Modern Astronomy relies on the scientific gathering of data concerning planets, the Solar System, and stars. Classical Astronomy is much different. It is concerned chiefly with simple visual observation of the heavens, and it is this type of astronomical study that Jay Ryan teaches in Signs and Seasons: Understanding the Elements of Classical Astronomy. He guides students through the stages of the moon, how to tell time by the location of the sun and shadows, and identifying the major constellations, always relating the information to Scripture and a biblical worldview.
How Does This Work?
This isn't technically an astronomy curriculum—and that's probably where its charm lies. Ryan has written a lively text illustrated by reproductions of classic texts and artwork as well as his own black and white drawings. His style is anything but stilted or textbooky, and he focuses as much on the wonder and beauty of God's creation as on technical details. Nine chapters (including a prologue and epilogue) concentrate on the astral calendar and seasonal stars, making this an ideal year-round text. This is ideal for junior high or high schoolers—younger kids may have fun, but may not retain a lot of the material.
Students simply read from the hardcover book; what pace they take is up to you, though trying to get through a whole chapter in one day is probably unduly optimistic. There is a lot of information here, and the only way a lot of it will stick is if you complete the field activities outlined in the back of the book. Ryan encourages students to keep a field journal of their observations (you don't need a telescope or expensive equipment, just your eyes), and offers guidance for writing entries. The author's drawings are very helpful during observational periods as they show the reader what to look for.
Throughout the text there are excerpts and quotes from famous writers (some Christian, some not) concerning the heavenly movements. There are a lot of books out there right now purporting to be "classical education tools," but this seems to be one of the few that have really got it right. Students don't just come away with star knowledge, they come away with a true appreciation of the oldest science known to man, as well as of those who spent their lives devoted to it.
An extensive glossary and bibliography in the back of the book are useful reference tools, or segues to further study. Kids don't need to have great math skills to work through this course, just a good eye and a willingness to stand outside on really cold or really hot nights. Some of the activities include making charts, but Ryan guides you through the entire process.
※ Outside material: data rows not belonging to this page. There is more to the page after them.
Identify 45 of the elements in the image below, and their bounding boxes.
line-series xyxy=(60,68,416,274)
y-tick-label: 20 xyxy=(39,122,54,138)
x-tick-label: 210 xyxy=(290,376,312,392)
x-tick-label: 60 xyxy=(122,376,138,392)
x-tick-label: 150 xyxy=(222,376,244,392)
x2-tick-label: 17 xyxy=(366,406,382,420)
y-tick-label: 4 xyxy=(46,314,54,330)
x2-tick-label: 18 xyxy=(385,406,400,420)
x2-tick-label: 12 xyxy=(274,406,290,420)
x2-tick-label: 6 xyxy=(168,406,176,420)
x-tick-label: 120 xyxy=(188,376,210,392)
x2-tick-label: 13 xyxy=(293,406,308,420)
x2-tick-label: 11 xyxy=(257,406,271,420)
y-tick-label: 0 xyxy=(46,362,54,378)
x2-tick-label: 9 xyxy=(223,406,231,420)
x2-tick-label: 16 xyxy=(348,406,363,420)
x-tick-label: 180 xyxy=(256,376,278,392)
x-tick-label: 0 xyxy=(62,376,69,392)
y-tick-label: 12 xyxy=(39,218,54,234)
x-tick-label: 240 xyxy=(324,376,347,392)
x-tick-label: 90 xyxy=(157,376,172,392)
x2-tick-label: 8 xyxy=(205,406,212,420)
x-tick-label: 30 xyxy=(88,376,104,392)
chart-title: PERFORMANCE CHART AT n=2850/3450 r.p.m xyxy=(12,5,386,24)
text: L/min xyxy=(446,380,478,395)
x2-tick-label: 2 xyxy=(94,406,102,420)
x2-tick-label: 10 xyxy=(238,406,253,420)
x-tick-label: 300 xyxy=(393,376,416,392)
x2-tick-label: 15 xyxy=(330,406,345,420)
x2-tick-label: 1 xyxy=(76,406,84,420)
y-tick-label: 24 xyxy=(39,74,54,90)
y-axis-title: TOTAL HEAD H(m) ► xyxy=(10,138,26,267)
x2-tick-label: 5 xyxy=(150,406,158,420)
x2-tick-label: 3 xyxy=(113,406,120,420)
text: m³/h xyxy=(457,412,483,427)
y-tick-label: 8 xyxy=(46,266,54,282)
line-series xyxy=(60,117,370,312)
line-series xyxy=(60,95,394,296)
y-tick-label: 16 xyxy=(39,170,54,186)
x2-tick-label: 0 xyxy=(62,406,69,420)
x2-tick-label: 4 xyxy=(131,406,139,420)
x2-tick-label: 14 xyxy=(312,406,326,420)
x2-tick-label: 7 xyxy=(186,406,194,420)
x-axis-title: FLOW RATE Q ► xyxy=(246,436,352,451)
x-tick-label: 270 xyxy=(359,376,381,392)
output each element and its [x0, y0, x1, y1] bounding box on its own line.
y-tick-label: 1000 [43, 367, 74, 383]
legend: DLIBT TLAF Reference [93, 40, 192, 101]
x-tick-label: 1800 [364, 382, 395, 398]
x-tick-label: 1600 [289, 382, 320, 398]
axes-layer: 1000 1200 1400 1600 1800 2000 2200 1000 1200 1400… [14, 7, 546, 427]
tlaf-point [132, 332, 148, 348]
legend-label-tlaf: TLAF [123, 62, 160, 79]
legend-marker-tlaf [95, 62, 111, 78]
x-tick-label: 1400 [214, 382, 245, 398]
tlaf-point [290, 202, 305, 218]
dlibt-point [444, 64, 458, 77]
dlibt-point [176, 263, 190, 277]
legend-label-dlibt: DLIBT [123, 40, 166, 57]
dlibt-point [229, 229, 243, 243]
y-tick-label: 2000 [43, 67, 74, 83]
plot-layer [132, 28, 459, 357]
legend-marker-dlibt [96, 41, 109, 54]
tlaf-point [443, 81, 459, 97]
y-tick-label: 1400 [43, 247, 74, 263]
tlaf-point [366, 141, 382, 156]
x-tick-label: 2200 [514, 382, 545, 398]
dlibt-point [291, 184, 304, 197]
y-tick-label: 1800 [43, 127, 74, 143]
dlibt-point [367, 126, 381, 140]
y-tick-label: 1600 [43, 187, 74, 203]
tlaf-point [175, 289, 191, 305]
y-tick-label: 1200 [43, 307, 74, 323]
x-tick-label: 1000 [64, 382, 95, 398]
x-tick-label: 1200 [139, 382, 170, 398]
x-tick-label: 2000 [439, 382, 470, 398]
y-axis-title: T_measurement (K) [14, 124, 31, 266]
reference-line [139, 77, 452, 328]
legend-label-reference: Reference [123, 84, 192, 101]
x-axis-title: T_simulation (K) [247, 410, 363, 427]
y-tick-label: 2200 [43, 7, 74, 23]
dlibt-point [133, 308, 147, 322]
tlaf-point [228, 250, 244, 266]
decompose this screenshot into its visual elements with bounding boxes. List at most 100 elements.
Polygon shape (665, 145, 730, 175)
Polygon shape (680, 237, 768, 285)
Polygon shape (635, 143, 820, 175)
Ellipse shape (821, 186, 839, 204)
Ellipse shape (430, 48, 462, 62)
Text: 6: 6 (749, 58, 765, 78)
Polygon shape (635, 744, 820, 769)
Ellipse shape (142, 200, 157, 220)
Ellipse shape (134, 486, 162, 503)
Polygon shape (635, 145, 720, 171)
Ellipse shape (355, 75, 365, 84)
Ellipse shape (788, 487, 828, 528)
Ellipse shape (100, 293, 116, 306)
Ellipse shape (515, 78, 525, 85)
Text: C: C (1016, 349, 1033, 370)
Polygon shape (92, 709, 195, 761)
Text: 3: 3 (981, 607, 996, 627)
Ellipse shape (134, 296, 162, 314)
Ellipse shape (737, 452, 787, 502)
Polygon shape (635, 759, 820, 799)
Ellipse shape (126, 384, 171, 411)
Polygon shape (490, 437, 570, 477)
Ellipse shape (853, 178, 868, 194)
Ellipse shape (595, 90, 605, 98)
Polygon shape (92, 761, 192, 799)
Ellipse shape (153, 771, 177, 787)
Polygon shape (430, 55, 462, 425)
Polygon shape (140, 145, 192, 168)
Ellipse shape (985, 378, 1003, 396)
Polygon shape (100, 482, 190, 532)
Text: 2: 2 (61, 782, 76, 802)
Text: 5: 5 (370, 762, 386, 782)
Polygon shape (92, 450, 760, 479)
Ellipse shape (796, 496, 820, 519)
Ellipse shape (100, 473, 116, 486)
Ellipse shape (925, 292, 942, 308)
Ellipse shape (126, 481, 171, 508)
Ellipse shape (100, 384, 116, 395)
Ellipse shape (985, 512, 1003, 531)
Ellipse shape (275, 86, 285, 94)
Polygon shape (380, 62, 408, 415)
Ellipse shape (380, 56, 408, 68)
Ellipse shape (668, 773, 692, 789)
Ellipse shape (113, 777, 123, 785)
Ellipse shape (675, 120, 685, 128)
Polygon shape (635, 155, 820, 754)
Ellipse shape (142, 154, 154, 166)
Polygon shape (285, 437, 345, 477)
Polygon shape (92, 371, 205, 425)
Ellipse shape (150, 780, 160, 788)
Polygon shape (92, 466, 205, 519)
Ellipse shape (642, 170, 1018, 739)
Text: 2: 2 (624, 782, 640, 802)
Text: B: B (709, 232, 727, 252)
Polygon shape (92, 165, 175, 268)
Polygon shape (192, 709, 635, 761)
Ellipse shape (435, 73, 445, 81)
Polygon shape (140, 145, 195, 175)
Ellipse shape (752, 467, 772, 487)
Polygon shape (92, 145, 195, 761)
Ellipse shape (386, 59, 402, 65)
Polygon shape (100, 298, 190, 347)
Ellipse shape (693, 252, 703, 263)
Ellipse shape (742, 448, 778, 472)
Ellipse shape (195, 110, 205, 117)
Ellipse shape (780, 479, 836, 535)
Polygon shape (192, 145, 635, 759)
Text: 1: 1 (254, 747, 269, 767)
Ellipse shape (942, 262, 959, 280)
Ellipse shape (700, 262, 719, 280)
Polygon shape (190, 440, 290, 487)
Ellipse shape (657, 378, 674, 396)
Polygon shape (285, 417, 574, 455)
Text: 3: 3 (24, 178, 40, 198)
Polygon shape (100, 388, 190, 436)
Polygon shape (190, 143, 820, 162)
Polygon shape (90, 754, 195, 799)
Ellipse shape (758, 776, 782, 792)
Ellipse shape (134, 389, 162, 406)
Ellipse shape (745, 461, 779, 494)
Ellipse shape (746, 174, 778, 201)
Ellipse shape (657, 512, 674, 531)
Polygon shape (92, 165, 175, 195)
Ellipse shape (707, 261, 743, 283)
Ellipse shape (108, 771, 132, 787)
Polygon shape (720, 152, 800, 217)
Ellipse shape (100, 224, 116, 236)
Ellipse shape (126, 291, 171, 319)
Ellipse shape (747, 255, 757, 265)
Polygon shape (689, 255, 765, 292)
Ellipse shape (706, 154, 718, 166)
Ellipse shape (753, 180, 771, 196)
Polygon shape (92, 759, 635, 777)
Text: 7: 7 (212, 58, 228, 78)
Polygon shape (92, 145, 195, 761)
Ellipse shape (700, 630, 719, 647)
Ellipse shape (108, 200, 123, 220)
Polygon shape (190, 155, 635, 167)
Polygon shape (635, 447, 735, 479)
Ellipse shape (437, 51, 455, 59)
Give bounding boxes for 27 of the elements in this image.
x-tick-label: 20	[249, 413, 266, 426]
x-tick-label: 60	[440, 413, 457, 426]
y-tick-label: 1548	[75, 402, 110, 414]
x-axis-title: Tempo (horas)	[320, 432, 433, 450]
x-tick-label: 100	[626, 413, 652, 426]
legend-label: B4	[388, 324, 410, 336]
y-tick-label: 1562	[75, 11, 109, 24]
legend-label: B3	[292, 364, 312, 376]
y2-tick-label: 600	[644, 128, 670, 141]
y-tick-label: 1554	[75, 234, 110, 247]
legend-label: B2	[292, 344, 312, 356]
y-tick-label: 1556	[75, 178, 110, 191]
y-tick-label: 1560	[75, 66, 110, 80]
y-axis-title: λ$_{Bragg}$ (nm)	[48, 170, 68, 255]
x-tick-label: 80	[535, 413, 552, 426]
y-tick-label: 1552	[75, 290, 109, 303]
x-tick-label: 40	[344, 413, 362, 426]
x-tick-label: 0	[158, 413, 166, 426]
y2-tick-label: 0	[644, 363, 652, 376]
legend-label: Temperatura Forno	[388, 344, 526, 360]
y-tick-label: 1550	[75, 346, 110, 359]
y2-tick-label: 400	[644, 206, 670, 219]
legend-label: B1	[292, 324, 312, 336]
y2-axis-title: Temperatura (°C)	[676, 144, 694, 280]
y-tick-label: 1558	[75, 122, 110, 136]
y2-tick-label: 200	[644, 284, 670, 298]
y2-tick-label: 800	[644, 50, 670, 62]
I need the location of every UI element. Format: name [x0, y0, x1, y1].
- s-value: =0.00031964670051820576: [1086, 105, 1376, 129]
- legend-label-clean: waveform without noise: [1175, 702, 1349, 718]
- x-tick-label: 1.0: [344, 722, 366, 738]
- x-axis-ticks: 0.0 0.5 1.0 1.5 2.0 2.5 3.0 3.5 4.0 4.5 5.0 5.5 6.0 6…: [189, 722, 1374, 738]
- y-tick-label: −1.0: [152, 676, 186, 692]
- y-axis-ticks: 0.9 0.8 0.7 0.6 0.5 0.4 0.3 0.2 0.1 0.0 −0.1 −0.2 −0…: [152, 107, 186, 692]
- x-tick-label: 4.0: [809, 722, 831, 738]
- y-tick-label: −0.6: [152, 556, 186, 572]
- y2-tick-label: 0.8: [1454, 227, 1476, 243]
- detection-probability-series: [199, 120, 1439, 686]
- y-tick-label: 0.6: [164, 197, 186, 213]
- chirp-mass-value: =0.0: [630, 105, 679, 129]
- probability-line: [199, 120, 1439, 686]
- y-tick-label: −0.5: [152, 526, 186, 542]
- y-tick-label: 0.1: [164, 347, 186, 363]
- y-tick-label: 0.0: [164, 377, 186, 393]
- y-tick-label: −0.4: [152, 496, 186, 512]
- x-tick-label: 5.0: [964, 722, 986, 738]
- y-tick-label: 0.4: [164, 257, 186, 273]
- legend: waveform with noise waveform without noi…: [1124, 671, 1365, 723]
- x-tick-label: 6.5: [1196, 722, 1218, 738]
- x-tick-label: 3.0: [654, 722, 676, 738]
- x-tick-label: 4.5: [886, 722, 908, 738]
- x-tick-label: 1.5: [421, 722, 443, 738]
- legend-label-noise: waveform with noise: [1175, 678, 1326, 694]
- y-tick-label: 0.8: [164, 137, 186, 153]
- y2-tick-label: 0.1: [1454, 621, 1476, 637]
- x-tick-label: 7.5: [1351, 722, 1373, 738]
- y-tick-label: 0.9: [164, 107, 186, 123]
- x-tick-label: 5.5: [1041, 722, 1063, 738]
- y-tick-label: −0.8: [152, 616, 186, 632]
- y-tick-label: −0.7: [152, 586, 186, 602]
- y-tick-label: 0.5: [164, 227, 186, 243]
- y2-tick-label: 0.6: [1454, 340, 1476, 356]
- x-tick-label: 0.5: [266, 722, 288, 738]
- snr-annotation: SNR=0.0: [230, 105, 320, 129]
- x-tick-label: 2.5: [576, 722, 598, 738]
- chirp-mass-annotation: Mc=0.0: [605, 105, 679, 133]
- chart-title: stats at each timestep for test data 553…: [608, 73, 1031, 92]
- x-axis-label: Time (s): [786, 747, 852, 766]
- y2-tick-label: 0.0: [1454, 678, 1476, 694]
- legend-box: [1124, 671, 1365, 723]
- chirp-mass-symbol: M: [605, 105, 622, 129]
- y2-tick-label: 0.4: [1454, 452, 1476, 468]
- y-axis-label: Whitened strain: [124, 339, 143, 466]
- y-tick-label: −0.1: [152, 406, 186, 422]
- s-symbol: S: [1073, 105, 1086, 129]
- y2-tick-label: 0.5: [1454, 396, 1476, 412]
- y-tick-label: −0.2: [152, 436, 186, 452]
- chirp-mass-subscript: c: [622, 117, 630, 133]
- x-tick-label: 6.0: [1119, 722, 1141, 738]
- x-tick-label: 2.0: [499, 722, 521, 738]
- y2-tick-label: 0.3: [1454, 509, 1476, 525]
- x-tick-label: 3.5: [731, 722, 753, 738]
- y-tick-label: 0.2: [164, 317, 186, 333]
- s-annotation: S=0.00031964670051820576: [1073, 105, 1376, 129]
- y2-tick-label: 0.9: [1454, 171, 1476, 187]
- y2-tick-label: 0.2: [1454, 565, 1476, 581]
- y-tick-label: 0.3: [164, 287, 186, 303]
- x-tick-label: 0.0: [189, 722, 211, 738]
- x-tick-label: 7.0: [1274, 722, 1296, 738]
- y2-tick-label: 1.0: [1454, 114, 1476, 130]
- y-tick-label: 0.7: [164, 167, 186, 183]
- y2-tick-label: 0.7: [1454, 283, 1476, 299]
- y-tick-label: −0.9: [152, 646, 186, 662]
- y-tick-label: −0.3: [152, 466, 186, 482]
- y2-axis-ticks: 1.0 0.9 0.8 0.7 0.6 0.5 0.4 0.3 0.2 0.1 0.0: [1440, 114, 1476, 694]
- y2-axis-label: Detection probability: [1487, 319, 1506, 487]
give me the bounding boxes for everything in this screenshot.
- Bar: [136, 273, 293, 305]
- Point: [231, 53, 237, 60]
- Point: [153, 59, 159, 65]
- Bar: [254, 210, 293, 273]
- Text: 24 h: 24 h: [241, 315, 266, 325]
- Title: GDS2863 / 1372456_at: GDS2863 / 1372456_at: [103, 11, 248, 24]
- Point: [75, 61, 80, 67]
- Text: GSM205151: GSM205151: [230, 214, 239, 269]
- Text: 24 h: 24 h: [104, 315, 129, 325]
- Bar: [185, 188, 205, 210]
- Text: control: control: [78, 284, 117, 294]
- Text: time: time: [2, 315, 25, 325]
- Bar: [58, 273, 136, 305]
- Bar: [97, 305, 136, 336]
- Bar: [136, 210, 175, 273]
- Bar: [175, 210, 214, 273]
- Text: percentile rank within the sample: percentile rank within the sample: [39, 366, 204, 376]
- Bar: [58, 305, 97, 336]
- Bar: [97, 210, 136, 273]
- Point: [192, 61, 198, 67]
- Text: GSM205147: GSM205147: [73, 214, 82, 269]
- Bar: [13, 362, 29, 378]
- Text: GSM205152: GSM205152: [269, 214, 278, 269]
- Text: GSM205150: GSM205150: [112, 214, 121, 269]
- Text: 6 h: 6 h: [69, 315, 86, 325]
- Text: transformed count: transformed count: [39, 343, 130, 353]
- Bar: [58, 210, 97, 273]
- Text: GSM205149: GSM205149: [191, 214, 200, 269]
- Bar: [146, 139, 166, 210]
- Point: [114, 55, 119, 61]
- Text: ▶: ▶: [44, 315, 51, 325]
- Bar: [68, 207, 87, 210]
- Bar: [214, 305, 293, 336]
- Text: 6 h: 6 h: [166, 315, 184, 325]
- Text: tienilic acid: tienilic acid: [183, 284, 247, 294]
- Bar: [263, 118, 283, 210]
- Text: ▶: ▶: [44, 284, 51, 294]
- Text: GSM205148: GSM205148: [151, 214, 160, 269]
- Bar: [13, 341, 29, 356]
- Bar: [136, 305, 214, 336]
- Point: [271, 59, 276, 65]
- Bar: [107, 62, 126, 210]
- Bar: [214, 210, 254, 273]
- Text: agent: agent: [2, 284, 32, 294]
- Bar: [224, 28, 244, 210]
A supplementary consumable worktext includes a fill-in-the-blank field journal and chapter tests with answers. The journal is illustrated, and all kids need do is make their observations and write them in the assigned space. Even charts and maps are ready for students to record information in, taking a lot of the mere busy work out and leaving plenty of room for focused study.
Our Honest Opinion:
This is an excellent program both for those who just like stargazing, and for those who want to pursue in-depth astronomical study. Probably use this before diving into a modern astronomy text, though it would also make a good supplement. The information is complementary to more technically oriented texts rather than contradictory, so how you use it is up to you. If you're looking for a good introduction to the study of the heavens from a decidedly Christian perspective, look no further.